With the diversity in aphasia coupled with diminished gains at the chronic phase, it is imperative to deliver effective rehabilitation plans. Treatment outcomes have therefore been predicted using lesion-to-symptom mapping, but this method lacks holistic functional information about the language-network. This study, therefore, aims to develop whole-brain task-fMRI multivariate analysis to neurobiologically inspect lesion impacts on the language-network and predict behavioral outcomes in persons with aphasia (PWA) undergoing language therapy. In 14 chronic PWA, semantic fluency task-fMRI and behavioral measures were collected to develop prediction methodologies for post-treatment outcomes. Then, a recently developed imaging-based multivariate method to predict behavior (i.e., LESYMAP) was optimized to intake whole-brain task-fMRI data, and systematically tested for reliability with mass univariate methods. We also accounted for lesion size in both methods.
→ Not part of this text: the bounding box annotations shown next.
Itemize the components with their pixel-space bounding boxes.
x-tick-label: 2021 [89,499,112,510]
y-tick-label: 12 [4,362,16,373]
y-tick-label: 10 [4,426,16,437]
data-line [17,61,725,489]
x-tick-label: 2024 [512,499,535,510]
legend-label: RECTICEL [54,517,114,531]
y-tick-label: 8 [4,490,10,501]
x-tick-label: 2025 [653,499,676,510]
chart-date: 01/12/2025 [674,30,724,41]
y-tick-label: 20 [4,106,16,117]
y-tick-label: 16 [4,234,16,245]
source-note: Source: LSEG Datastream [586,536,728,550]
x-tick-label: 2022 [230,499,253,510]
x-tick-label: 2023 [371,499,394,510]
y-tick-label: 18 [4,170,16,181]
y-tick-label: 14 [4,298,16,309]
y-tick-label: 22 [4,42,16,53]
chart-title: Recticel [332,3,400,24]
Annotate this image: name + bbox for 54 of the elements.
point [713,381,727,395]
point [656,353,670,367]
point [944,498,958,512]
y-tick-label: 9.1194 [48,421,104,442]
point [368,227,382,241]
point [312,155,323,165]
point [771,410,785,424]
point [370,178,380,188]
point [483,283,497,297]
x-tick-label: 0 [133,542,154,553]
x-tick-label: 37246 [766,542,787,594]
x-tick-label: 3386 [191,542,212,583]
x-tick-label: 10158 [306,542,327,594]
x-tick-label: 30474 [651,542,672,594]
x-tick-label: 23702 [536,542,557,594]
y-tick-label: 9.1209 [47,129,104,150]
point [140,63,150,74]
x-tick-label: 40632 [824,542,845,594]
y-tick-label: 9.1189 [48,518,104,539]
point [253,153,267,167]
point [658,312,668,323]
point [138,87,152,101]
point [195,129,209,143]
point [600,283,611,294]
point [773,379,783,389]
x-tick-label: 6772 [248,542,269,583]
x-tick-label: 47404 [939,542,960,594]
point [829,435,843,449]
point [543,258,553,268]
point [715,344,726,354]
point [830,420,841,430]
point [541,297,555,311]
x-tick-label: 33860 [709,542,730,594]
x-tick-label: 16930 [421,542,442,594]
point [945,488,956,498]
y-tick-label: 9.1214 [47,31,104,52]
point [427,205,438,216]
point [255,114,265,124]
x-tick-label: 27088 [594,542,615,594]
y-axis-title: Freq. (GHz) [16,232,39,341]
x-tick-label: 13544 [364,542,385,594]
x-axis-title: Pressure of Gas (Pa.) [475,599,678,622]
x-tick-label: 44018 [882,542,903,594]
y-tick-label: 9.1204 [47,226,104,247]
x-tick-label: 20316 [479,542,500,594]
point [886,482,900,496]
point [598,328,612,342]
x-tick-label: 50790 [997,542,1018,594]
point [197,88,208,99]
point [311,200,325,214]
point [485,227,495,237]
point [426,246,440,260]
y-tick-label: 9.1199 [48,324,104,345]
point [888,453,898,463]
Results showed that both mass univariate and multivariate methods identified unique biomarkers for semantic fluency improvements from baseline to 2-weeks post-treatment. Additionally, both methods demonstrated reliable spatial overlap in task-specific areas including the right middle frontal gyrus when identifying biomarkers of language discourse. Thus whole-brain task-fMRI multivariate analysis has the potential to identify functionally meaningful prognostic biomarkers even for relatively small sample sizes. In sum, our task-fMRI based multivariate approach holistically estimates post-treatment response for both word and sentence production and may serve as a complementary tool to mass univariate analysis in developing brain-behavior relationships for improved personalization of aphasia rehabilitation regimens.

ASL MRI informs blood flow to chronic stroke lesions in patients with aphasia.
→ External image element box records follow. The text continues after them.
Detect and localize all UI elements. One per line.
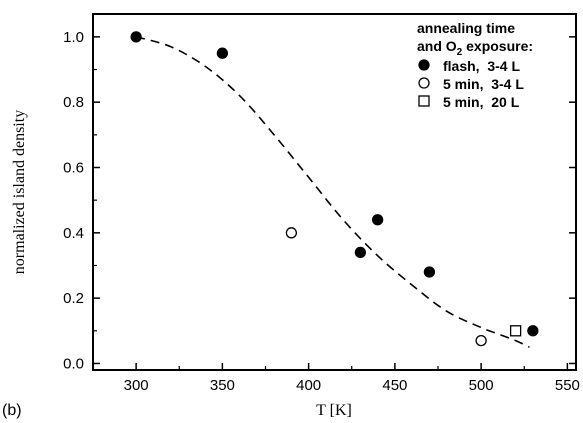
data-point-filled-circle (354, 246, 367, 259)
y-tick-label: 0.8 (63, 94, 84, 111)
data-point-open-square (509, 325, 522, 337)
data-point-open-circle (475, 334, 487, 347)
legend-label-5min-20l: 5 min, 20 L (443, 94, 520, 110)
legend-title-line2-sub: 2 (457, 47, 463, 58)
x-tick-label: 550 (555, 377, 580, 394)
y-tick-label: 1.0 (63, 29, 84, 46)
data-point-filled-circle (423, 266, 436, 278)
x-tick-label: 300 (124, 377, 149, 394)
legend-label-flash: flash, 3-4 L (443, 58, 520, 74)
x-tick-label: 400 (296, 377, 321, 394)
ticks-layer: 300 350 400 450 500 550 0.0 0.2 0.4 0.6 0.8 1.0 (63, 29, 580, 394)
legend-title-line2: and O2 exposure: (417, 38, 533, 58)
y-tick-label: 0.2 (63, 290, 84, 307)
legend-marker-filled-circle (418, 59, 430, 71)
y-tick-label: 0.0 (63, 355, 84, 372)
legend-marker-open-circle (418, 77, 430, 89)
y-axis-title: normalized island density (11, 110, 28, 274)
data-point-filled-circle (371, 214, 384, 226)
legend-marker-open-square (418, 95, 430, 107)
x-tick-label: 500 (469, 377, 494, 394)
fit-curve (135, 36, 530, 348)
x-tick-label: 450 (382, 377, 407, 394)
legend-label-5min-3-4l: 5 min, 3-4 L (443, 76, 524, 92)
x-axis-title: T [K] (316, 402, 352, 419)
legend: annealing time and O2 exposure: flash, 3… (417, 20, 533, 110)
y-tick-label: 0.4 (63, 225, 84, 242)
plot-frame (92, 13, 577, 371)
legend-title-line1: annealing time (417, 20, 515, 36)
legend-title-line2-post: exposure: (462, 38, 533, 54)
data-point-open-circle (285, 227, 298, 239)
fit-curve-layer (135, 36, 530, 348)
data-point-filled-circle (216, 47, 229, 59)
legend-title-line2-pre: and O (417, 38, 457, 54)
panel-label: (b) (2, 402, 22, 419)
data-point-filled-circle (527, 325, 539, 337)
data-point-filled-circle (130, 31, 142, 43)
y-tick-label: 0.6 (63, 160, 84, 177)
x-tick-label: 350 (210, 377, 235, 394)
points-layer (130, 31, 539, 347)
Introduction: Response to post-stroke aphasia language rehabilitation is difficult to anticipate, mainly because few predictors can help identify optimal, individualized treatment options. Imaging techniques, such as Voxel-based Lesion Symptom Mapping have been useful in linking specific brain areas to language behavior; however, further development is required to optimize the use of structural and physiological information in guiding individualized treatment for persons with aphasia (PWA). In this study, we will determine if cerebral blood flow (CBF) mapped in patients with chronic strokes can be further used to understand stroke-related factors and behavior. Methods: We collected perfusion MRI data using pseudo-Continuous Arterial Spin Labeling (pCASL) using a single post-labeling delay of 2,200 ms in 14 chronic PWA, along with high-resolution structural MRI to compute maps of tissue damage using Tissue Integrity Gradation via T2w T1w Ratio (TIGR). To quantify the CBF in chronic stroke lesions, we tested at what point spatial smoothing should be applied in the ASL analysis pipeline. We then related CBF to tissue damage, time since stroke, age, sex, and their respective cross-terms to further understand the variability in lesion CBF. Finally, we assessed the feasibility of computing multivariate brain-behavior maps using CBF and compared them to brain-behavior maps extracted with TIGR MRI. Results: We found that the CBF in chronic stroke lesions is significantly reduced compared to its homologue grey and white matter regions. However, a reliable CBF signal (although smaller than expected) was detected to reveal a negative relationship between CBF and increasing tissue damage. Further, the relationship between the lesion CBF and age, sex, time since stroke, and tissue damage and cross-terms suggested an aging-by-disease interaction. This relationship was strongest when smoothing was applied in the template space. Finally, we show that whole-brain CBF relates to domain-general visuospatial functioning in PWA. The CBF-based brain-behavior maps provide unique and complementary information to structural (lesion-based) brain-behavior maps. Discussion: Therefore, CBF can be detected in chronic stroke lesions using a standard pCASL MRI acquisition and is informative at the whole-brain level in identifying stroke rehabilitation targets in PWAs due to its relationship with demographic factors, stroke-related factors, and behavior.